When you think of the nonprofit-backed browser Firefox, its logo probably instantly springs to mind: a little orange fox curled around a blue orb. Now, the company is choosing a new one.
But unlike most companies, which unilaterally announce a new logo that the internet inevitably hates, Firefox is taking a different approach. It’s following the example of its nonprofit owner, the Mozilla Foundation, which open-sourced the process of picking a logo in 2016 by giving its community the opportunity to comment on different designs before it chose one. But while that process began with seven concepts by the branding agency Johnson Banks, Firefox this week is only presenting two for the world to dissect. Created by an in-house team of Firefox designers, each represents a distinct branding system, with a “master” logo as well as variations for Firefox’s host of browsers and apps.
Luckily for those who will always associate Firefox with its little fox, both designs maintain a version of it as the main browser’s logo.
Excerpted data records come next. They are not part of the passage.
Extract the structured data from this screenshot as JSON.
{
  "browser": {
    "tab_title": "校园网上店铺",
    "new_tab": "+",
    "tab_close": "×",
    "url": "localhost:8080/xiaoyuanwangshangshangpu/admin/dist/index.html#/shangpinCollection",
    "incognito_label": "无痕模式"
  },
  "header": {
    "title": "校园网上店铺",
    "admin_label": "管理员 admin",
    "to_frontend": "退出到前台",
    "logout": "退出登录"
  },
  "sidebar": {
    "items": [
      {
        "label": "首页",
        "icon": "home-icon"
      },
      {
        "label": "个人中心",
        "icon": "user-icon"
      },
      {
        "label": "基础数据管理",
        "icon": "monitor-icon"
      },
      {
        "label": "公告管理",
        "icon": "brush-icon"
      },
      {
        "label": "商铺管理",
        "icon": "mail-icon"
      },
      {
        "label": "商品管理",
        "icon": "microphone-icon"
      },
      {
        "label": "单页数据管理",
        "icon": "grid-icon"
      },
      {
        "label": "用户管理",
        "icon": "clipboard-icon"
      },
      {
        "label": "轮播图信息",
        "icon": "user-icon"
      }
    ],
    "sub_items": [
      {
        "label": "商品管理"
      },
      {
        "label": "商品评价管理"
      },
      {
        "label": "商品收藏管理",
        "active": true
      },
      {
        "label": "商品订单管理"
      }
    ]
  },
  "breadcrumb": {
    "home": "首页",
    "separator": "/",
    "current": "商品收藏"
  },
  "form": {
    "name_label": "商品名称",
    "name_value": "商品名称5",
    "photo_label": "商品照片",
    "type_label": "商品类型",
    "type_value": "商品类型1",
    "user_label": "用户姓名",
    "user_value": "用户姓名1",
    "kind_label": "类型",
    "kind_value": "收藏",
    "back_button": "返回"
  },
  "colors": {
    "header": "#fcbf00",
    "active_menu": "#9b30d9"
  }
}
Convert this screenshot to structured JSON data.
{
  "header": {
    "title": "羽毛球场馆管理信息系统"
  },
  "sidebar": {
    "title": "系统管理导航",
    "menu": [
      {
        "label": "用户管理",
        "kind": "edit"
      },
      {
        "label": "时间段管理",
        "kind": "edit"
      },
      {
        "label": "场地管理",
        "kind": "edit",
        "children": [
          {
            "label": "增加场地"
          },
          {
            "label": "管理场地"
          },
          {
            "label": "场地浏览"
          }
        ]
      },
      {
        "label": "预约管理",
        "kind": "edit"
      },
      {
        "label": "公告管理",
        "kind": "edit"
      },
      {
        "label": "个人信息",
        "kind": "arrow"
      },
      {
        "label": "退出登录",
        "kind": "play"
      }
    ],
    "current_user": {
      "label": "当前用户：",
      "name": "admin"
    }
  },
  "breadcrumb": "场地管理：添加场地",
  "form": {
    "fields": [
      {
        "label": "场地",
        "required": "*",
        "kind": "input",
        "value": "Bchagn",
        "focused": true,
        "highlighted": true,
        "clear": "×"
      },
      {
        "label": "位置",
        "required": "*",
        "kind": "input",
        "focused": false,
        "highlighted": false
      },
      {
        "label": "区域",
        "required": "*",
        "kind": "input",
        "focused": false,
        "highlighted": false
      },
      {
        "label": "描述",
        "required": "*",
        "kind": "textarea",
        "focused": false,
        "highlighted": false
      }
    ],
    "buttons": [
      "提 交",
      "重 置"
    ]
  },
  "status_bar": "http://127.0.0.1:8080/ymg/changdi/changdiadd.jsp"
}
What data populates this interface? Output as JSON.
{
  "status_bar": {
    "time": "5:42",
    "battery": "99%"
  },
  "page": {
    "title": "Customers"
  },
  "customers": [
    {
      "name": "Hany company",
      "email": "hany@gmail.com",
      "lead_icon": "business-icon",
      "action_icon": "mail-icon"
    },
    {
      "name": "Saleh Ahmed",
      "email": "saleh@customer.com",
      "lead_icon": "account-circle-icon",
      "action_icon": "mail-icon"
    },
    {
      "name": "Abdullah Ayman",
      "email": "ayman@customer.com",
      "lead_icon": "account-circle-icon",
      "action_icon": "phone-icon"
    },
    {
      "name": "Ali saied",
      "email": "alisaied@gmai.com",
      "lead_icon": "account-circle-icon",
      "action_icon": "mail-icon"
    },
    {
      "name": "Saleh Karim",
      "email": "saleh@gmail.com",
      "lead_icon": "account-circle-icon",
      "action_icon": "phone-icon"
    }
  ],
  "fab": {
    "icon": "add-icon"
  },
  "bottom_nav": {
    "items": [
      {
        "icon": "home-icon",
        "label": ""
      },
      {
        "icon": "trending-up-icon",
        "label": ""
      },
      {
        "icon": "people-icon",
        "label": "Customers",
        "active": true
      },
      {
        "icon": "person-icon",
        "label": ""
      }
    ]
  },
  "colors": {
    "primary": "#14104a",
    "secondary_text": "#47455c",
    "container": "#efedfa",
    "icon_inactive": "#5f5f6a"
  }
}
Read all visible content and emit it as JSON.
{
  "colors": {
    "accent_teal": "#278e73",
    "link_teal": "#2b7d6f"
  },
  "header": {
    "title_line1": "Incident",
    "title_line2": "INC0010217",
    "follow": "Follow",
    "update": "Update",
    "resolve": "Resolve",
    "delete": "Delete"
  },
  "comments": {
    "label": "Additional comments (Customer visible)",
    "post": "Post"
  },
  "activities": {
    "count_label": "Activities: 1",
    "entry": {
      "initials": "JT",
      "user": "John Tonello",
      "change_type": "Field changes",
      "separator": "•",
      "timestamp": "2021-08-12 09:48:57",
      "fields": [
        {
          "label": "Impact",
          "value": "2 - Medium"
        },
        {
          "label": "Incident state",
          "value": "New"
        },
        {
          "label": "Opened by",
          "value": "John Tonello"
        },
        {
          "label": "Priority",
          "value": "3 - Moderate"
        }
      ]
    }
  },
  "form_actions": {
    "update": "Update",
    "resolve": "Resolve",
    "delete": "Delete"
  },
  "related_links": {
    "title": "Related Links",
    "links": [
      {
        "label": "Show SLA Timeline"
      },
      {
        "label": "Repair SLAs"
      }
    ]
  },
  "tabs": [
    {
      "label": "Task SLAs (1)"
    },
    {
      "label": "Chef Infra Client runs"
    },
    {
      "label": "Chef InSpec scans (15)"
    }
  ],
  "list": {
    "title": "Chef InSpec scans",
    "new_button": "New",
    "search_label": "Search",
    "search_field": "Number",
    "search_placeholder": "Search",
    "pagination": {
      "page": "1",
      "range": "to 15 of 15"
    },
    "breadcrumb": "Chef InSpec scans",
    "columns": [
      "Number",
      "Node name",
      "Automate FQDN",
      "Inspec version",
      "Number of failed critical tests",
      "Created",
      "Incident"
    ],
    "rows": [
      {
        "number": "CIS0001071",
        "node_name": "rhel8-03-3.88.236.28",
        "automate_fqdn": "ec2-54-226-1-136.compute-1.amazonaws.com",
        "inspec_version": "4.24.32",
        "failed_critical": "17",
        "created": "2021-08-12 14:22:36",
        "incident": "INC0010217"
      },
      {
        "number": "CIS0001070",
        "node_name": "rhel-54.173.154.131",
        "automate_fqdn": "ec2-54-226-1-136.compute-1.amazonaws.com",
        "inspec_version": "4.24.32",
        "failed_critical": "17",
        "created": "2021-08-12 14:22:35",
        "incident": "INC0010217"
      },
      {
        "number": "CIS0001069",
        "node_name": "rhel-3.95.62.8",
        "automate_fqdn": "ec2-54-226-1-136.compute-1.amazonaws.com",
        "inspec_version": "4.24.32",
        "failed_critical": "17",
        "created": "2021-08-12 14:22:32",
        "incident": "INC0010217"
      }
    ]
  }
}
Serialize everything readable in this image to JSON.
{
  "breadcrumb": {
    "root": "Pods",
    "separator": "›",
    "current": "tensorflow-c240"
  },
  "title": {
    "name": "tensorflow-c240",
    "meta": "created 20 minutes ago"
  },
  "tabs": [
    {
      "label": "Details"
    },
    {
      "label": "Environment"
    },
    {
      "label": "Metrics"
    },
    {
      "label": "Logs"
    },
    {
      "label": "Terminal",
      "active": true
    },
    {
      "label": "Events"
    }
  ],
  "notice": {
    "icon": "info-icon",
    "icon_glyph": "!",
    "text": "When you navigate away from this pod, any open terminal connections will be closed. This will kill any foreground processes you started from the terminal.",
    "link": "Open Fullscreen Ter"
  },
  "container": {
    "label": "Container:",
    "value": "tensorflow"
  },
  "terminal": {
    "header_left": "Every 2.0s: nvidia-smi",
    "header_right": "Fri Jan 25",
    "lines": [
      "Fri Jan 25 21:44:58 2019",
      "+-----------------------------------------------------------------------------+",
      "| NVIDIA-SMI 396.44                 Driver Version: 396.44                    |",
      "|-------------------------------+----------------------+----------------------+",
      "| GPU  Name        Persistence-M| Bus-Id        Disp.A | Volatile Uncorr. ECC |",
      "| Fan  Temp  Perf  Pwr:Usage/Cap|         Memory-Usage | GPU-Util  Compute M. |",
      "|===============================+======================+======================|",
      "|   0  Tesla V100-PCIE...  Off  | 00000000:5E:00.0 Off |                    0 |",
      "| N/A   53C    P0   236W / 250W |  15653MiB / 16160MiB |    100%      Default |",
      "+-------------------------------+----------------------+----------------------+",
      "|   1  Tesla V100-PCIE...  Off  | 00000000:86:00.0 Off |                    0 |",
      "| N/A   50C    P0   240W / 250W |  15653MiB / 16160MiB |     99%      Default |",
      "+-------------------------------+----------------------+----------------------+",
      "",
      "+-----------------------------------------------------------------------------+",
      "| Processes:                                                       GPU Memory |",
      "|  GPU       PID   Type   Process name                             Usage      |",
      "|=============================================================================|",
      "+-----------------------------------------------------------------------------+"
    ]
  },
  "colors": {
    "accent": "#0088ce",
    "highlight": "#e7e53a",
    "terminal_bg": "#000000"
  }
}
The first system features a geometric, stylized image of a fox’s head in bright orange, yellow, and magenta, with all the secondary logos adhering to a similar combination of geometric design and color.
Why redesign now? Firefox has become a lot more than just a browser–it also offers a bookmarking tool, a VR and gaming application, and mobile apps with varying levels of privacy control–and the team plans to launch new apps in the future that can live under the Firefox umbrella. (Sidenote: if you care at all about privacy, Firefox is definitely the browser you should be using.)
“As an icon, that fast fox with a flaming tail doesn’t offer enough design tools to represent this entire product family,” write Madhava Enros, senior director of Firefox User Experience and Tim Murray, Mozilla’s creative director on the Mozilla blog. “Recoloring that logo or dissecting the fox could only take us so far. We needed to start from a new place.”